Jan 29, 2012 at 8:07 PM | Unregistered Commenternot banned yet

new scientist. It's where you either start your career as a 22 year old fresh out of a 'science communication' course that, of course, is absolutely useless, or it's where you end your career, after you have 'retired.'

Jan 29, 2012 at 8:12 PM | Unregistered Commenterxc

BH

You're right to be cautious about this until you've read the actual paper. I'll download a copy when I'm at work, and email it to you. (I've not seen it yet either)

BTW I guess you meant to say "Without free access to the paper...." You could buy it if you really wanted - but I am on your side when it comes to free public access to journals, particularly because without it, people can only get their opinions second-hand. (Indeed I had this exact debate with one of the editors of Nature Climate Change when it started last year!)
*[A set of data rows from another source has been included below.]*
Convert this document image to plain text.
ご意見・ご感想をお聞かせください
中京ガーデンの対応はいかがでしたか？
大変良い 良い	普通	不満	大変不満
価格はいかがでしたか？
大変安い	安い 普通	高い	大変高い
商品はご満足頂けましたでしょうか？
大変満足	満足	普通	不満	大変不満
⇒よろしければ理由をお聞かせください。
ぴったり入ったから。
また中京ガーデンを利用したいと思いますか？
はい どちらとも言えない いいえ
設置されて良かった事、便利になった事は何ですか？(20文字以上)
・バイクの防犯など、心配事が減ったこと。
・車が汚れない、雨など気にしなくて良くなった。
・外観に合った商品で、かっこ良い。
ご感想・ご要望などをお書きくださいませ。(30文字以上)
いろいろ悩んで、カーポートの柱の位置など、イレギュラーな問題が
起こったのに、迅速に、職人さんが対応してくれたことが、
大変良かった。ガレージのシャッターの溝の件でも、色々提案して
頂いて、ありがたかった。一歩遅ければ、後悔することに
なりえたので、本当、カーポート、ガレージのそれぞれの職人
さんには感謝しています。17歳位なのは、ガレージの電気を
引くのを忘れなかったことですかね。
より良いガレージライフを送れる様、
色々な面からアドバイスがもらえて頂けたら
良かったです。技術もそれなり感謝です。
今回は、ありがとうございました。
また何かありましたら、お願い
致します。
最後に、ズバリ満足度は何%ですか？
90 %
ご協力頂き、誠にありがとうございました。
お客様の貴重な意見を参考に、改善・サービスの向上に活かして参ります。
Jan 29, 2012 at 8:34 PM | Unregistered CommenterRichard Betts

New Scientist & Nature - why believe anything in them.
I haven't seen any evidence of scientific journalism in the last decade from either publication.

Jan 29, 2012 at 8:36 PM | Unregistered CommenterCinbadtheSailor

He then inferred yield loss, using previous field studies as a guide.
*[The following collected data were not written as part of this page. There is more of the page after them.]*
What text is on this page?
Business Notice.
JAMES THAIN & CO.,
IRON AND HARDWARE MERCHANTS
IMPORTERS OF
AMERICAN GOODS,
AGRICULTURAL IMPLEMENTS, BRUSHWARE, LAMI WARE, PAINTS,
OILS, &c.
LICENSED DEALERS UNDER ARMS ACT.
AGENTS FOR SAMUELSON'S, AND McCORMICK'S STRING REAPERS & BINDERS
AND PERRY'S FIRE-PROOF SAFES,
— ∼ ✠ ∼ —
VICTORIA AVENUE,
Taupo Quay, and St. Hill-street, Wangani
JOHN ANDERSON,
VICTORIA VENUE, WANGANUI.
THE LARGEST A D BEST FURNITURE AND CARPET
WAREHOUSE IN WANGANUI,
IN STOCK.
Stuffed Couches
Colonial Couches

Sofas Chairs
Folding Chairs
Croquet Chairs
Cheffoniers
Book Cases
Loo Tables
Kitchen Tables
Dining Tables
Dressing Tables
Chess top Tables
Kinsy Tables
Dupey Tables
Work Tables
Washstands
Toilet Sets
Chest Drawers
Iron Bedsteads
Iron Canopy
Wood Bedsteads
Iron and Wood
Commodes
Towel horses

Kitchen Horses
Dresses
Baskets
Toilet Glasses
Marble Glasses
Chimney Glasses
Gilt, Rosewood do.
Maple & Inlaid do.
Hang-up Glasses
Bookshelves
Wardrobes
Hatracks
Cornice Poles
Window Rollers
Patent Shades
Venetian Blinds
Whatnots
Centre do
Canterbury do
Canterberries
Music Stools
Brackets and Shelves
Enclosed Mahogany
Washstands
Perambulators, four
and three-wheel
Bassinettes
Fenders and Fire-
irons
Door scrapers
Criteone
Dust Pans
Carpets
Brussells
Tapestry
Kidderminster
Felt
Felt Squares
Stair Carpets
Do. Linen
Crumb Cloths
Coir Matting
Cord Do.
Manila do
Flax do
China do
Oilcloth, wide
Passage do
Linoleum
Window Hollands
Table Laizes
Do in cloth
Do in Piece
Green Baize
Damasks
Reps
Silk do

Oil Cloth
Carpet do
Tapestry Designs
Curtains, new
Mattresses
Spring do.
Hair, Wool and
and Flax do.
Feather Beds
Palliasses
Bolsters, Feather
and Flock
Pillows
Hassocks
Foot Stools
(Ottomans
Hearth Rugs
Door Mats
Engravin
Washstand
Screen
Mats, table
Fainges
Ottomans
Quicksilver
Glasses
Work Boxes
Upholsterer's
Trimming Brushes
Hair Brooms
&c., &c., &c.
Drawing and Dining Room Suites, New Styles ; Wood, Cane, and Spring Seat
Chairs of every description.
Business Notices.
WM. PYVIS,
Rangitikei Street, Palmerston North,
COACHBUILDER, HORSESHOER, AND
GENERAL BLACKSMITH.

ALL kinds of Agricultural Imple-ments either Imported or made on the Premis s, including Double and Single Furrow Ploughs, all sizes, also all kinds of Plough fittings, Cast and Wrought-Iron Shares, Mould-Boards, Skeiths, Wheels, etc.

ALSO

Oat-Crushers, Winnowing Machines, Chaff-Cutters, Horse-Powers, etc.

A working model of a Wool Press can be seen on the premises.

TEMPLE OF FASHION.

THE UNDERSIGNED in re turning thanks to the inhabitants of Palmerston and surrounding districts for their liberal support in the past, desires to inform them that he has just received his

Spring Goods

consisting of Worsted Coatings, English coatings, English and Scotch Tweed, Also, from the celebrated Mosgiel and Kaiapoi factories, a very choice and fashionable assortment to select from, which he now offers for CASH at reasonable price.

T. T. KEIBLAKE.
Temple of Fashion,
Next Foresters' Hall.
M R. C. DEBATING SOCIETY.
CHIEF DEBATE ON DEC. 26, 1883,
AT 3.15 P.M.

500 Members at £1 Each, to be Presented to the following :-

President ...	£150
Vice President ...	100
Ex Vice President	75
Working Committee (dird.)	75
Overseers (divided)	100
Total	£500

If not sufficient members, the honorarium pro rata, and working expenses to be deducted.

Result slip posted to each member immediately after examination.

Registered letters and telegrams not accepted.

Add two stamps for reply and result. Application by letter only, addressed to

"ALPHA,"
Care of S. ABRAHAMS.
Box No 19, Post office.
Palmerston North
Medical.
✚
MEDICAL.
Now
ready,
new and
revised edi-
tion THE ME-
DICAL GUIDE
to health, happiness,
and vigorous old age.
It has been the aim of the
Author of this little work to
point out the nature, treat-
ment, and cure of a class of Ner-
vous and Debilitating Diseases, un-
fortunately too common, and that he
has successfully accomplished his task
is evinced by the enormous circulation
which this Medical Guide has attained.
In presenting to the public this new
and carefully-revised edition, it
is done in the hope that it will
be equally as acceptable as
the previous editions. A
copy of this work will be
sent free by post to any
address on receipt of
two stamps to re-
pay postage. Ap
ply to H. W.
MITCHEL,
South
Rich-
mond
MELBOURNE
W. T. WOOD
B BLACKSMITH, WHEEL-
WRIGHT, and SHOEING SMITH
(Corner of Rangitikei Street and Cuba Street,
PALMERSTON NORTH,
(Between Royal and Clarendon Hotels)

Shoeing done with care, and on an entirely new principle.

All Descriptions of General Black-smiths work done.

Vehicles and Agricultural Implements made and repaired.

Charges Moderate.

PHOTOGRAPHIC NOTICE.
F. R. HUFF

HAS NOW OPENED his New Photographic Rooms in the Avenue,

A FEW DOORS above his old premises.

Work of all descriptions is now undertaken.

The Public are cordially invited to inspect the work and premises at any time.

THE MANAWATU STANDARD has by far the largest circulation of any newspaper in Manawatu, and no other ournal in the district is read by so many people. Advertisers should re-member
Let me guess, he ran a model on a computer !!!!

Jan 29, 2012 at 8:39 PM | Unregistered Commenterbreath of fresh air

Any worse-than-we-thought-paper should be taken with a grain of salt.

Jan 29, 2012 at 8:48 PM | Unregistered CommenterHans Erren

This has all the hallmarks of a "Climate Change Problem":

1. The science is settled; it's worse than we thought. (You must not point out the contradiction.)
2. Let's not bother with an experiment - it is much easier to get some stuff off the internet and make some wild guesses.

Jan 29, 2012 at 8:58 PM | Unregistered Commentergraphicconception

Any Worse than We Thought paper should be considered a work of fiction.

Jan 29, 2012 at 9:03 PM | Unregistered CommenterEd Caryl

If there isn't any indication they have gone further to check if the yields actually have been seen to drop in real life reports on the ground then you can bet they either haven't looked, or they have and found nothing to confirm the modelled results. This is the thing about these studies they seemed designed to give the desired result and no more. I'd guess the study came to a joyous halt the moment they saw a colour drop below a modelled limit - that was enough to say their new models are better than the old models, being more pessimistic they change in the right direction and hence follow the litany. This is the crappy essence about climate science that I think any layman can spot, the lack of real language that denotes a real attempt to cover all possible confounding issues.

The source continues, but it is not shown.